Connie Green, longtime forager and owner of Wine Forest Wild Foods (French Laundry is a client), was one of the featured speakers, and there was the usual fast-paced agenda of lectures, forums, gastronomical heroics, plus a few hours in the field to get dirty, breath in some of that misty Willamette air, and work off all those calories (okay, maybe not all of them) during a guided truffle foray.
Just the way salt is a key ingredient in a good chocolate chip cookie, the success of the Oregon Truffle Festival rests on elements that might, at first glance, seem less than obvious, such as a hard-to-pin-down bonhomie that develops among the attendees. When you're spending two or three days with strangers, you better establish some rapport. All weekend long I found myself exchanging email addresses and phone numbers with an eclectic, sociable bunch of people drawn together to the church of food and drink.
I first learned of Getz from a DVD that David Arora showed me a few years ago. Arora said it was like watching a magic trick. The video, filmed on the Oregon coast, follows Getz along on his rambling rounds as he appears to pull #1 matsutake buttons, one after another, from thin air. Nowhere is there even the slightest hint of cap emerging from the sandy humus or even a bump in the duff—and yet this soft-spoken guy uncovers buckets of perfect matsi that he might as well have pulled rabbit-like from a hat. Getz laughed when I told him about the video, and offered modestly that it was just a matter of knowing which trees hosted a fruiting. Yeah, that and having a ninja fungal sense and nearly four decades of scouring Pacific Northwest mushroom patches under your belt.

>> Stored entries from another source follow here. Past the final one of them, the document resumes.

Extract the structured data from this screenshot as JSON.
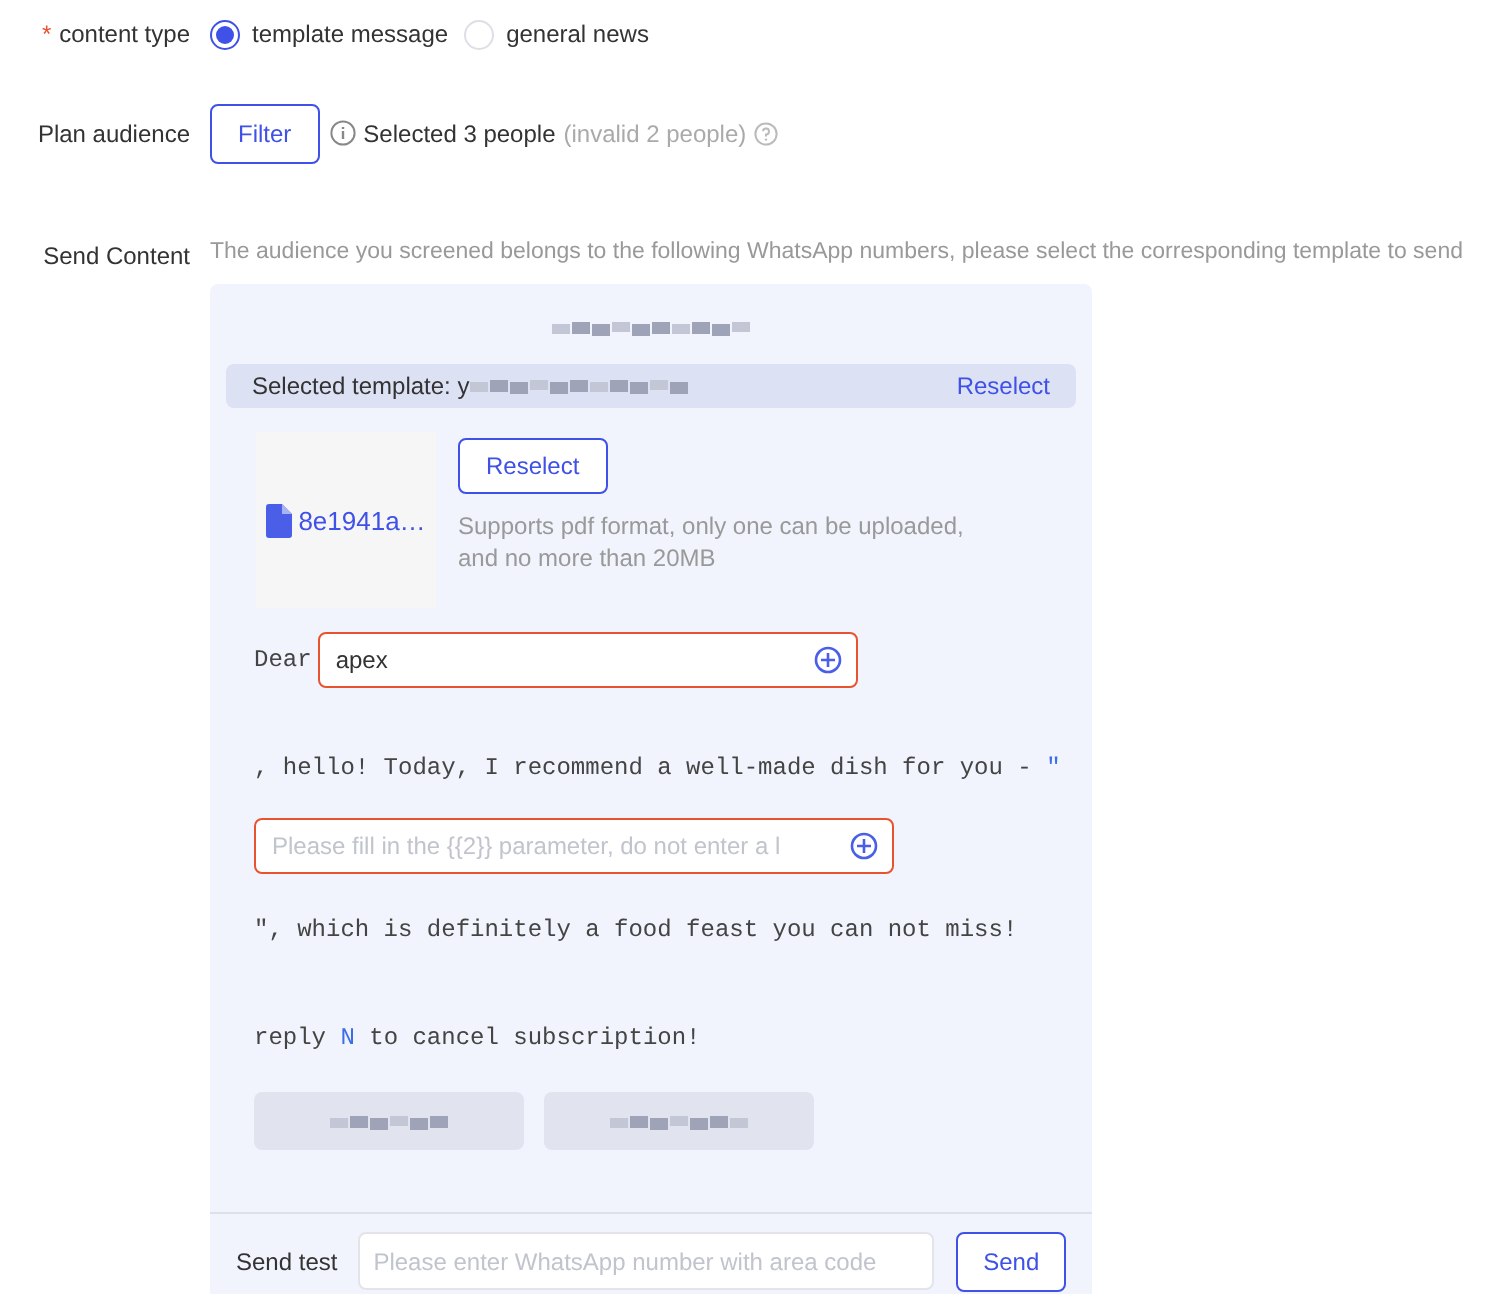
{
  "content_type": {
    "label": "content type",
    "required_mark": "*",
    "options": [
      {
        "label": "template message",
        "selected": true
      },
      {
        "label": "general news",
        "selected": false
      }
    ]
  },
  "plan_audience": {
    "label": "Plan audience",
    "button": "Filter",
    "summary": "Selected 3 people",
    "invalid": "(invalid 2 people)"
  },
  "send_content": {
    "label": "Send Content",
    "hint": "The audience you screened belongs to the following WhatsApp numbers, please select the corresponding template to send",
    "selected_template": {
      "label": "Selected template: y",
      "action": "Reselect"
    },
    "attachment": {
      "file_name": "8e1941a…",
      "button": "Reselect",
      "note": "Supports pdf format, only one can be uploaded, and no more than 20MB"
    },
    "body": [
      {
        "kind": "text",
        "segments": [
          {
            "text": "Dear",
            "variable": false
          }
        ]
      },
      {
        "kind": "field",
        "value": "apex",
        "invalid": true
      },
      {
        "kind": "text",
        "segments": [
          {
            "text": ", hello! Today, I recommend a well-made dish for you - ",
            "variable": false
          },
          {
            "text": "\"",
            "variable": true
          }
        ]
      },
      {
        "kind": "field",
        "placeholder": "Please fill in the {{2}} parameter, do not enter a l",
        "invalid": true
      },
      {
        "kind": "text",
        "segments": [
          {
            "text": "\", which is definitely a food feast you can not miss!",
            "variable": false
          }
        ]
      },
      {
        "kind": "text",
        "segments": [
          {
            "text": "reply ",
            "variable": false
          },
          {
            "text": "N",
            "variable": true
          },
          {
            "text": " to cancel subscription!",
            "variable": false
          }
        ]
      }
    ]
  },
  "send_test": {
    "label": "Send test",
    "placeholder": "Please enter WhatsApp number with area code",
    "button": "Send"
  }
}
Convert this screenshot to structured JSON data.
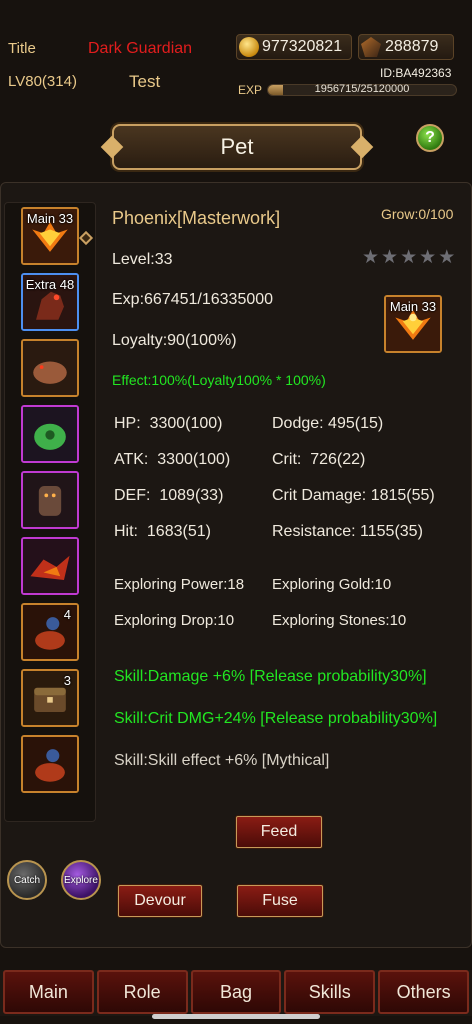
{
  "header": {
    "title_label": "Title",
    "title_value": "Dark Guardian",
    "level": "LV80(314)",
    "player_name": "Test",
    "gold": "977320821",
    "stones": "288879",
    "player_id": "ID:BA492363",
    "exp_label": "EXP",
    "exp_text": "1956715/25120000",
    "exp_progress": 0.078
  },
  "banner": {
    "title": "Pet",
    "help": "?"
  },
  "pet_list": [
    {
      "label": "Main 33",
      "count": "",
      "color": "orange",
      "icon": "phoenix-icon"
    },
    {
      "label": "Extra 48",
      "count": "",
      "color": "blue",
      "icon": "horse-icon"
    },
    {
      "label": "",
      "count": "",
      "color": "orange",
      "icon": "beast-icon"
    },
    {
      "label": "",
      "count": "",
      "color": "purple",
      "icon": "slime-icon"
    },
    {
      "label": "",
      "count": "",
      "color": "purple",
      "icon": "golem-icon"
    },
    {
      "label": "",
      "count": "",
      "color": "purple",
      "icon": "dragon-icon"
    },
    {
      "label": "",
      "count": "4",
      "color": "orange",
      "icon": "rider-icon"
    },
    {
      "label": "",
      "count": "3",
      "color": "orange",
      "icon": "chest-icon"
    },
    {
      "label": "",
      "count": "",
      "color": "orange",
      "icon": "rider-icon"
    }
  ],
  "pet": {
    "name": "Phoenix[Masterwork]",
    "grow": "Grow:0/100",
    "stars_filled": 0,
    "stars_total": 5,
    "level": "Level:33",
    "exp": "Exp:667451/16335000",
    "loyalty": "Loyalty:90(100%)",
    "effect": "Effect:100%(Loyalty100% * 100%)",
    "portrait_label": "Main 33",
    "stats": {
      "hp_label": "HP:",
      "hp_value": "3300(100)",
      "atk_label": "ATK:",
      "atk_value": "3300(100)",
      "def_label": "DEF:",
      "def_value": "1089(33)",
      "hit_label": "Hit:",
      "hit_value": "1683(51)",
      "dodge_label": "Dodge:",
      "dodge_value": "495(15)",
      "crit_label": "Crit:",
      "crit_value": "726(22)",
      "crit_dmg_label": "Crit Damage:",
      "crit_dmg_value": "1815(55)",
      "resistance_label": "Resistance:",
      "resistance_value": "1155(35)"
    },
    "exploring": {
      "power": "Exploring Power:18",
      "gold": "Exploring Gold:10",
      "drop": "Exploring Drop:10",
      "stones": "Exploring Stones:10"
    },
    "skills": [
      "Skill:Damage +6% [Release probability30%]",
      "Skill:Crit DMG+24% [Release probability30%]",
      "Skill:Skill effect +6% [Mythical]"
    ]
  },
  "actions": {
    "feed": "Feed",
    "devour": "Devour",
    "fuse": "Fuse",
    "catch": "Catch",
    "explore": "Explore"
  },
  "nav": [
    "Main",
    "Role",
    "Bag",
    "Skills",
    "Others"
  ],
  "colors": {
    "accent_gold": "#e9c98a",
    "title_red": "#e21d1d",
    "skill_green": "#22e622"
  }
}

A few food highlights. Saturday's post-foray luncheon, held at Silvan Ridge Winery in the bucolic Lorane Valley and helmed by Jason French from Ned Ludd in Portland and Shiloh Ficek of Red Hills Market in Dundee, kicked off with a Pinot Noir barrel tasting and continued with one of the best dishes of the weekend, a robustly truffled Chicken Liver Mousse (pictured at left) that was perfectly paired with a J. Scott Cellars Roussanne. Ficek told me he was a little nervous about the mousse because usually he made it in smaller batches, but the smooth texture and well-balanced accent of white truffle turned out just right.
French's wood-fired Pork Coppa Sandwich (pictured at right) anchored the meal. It came dressed with quince jam and a black truffle slaw, along with a glass of Silvan Ridge Syrah. It was a beguiling mixture of earthy and domestic, salty and sweet, and succulent and crunchy. The wine pairing was another hit, and I ended up going home with bottles of both the J. Scott Roussanne and a Silvan Ridge Muscat that accompanied a dessert of Black Truffle Pear Crostata, a dish I plan to replicate for a future post.
We got back to the hotel at 4 p.m., with merely two hours of down-time before another feast of even greater proportions, the Grand Truffle Dinner. After taking photos of the first course, which stretched nearly the length of the room on two long prep tables, I went to get my seating assignment and was delighted to find myself next to Clare and Brian, the husband-and-wife team behind Big Table Farm and Wine in Gaston, Oregon. Let me tell you, this was like winning the lottery—like doubling your money in Vegas. Besides the very generous pours (and more pours) that accompanied each course during the meal, the Big Table duo had smuggled in several of their own bottles to share with their tablemates. A big happy table indeed.
Among my favorite dishes at the Grand Truffle Dinner was the first course, a charcuterie plate prepared by Elias Cairo of Olympic Provisions in Portland (pictured at left) that boasted perhaps the most intense truffle experience of the weekend: slices of white truffle-infused saucisson (i.e., dry-cured salami) along with Jamon York, Mortadella, truffled mustard, and some simple yet exquisitely pickled beets and onions. Another winner, dreamed up by Nick Balla from Bar Tartine in San Francisco, was an umami bomb of sablefish, sunchoke, and Kabocha squash, its white truffle broth so good that I saw guests tipping their plates back to drink in every last drop.
A scent of truffles hovered through the ballroom as the dinner went on late into the night and a jazz combo tried to play over the sounds of active silverware. There was much imbibing, and then, late-night, I found myself among a group of revelers laying siege to a 1988 Champagne Fleury while plotting foraging expeditions of the future. Good times.
The Oregon Truffle Festival is held the last weekend of January. I've already blocked out the dates for next year.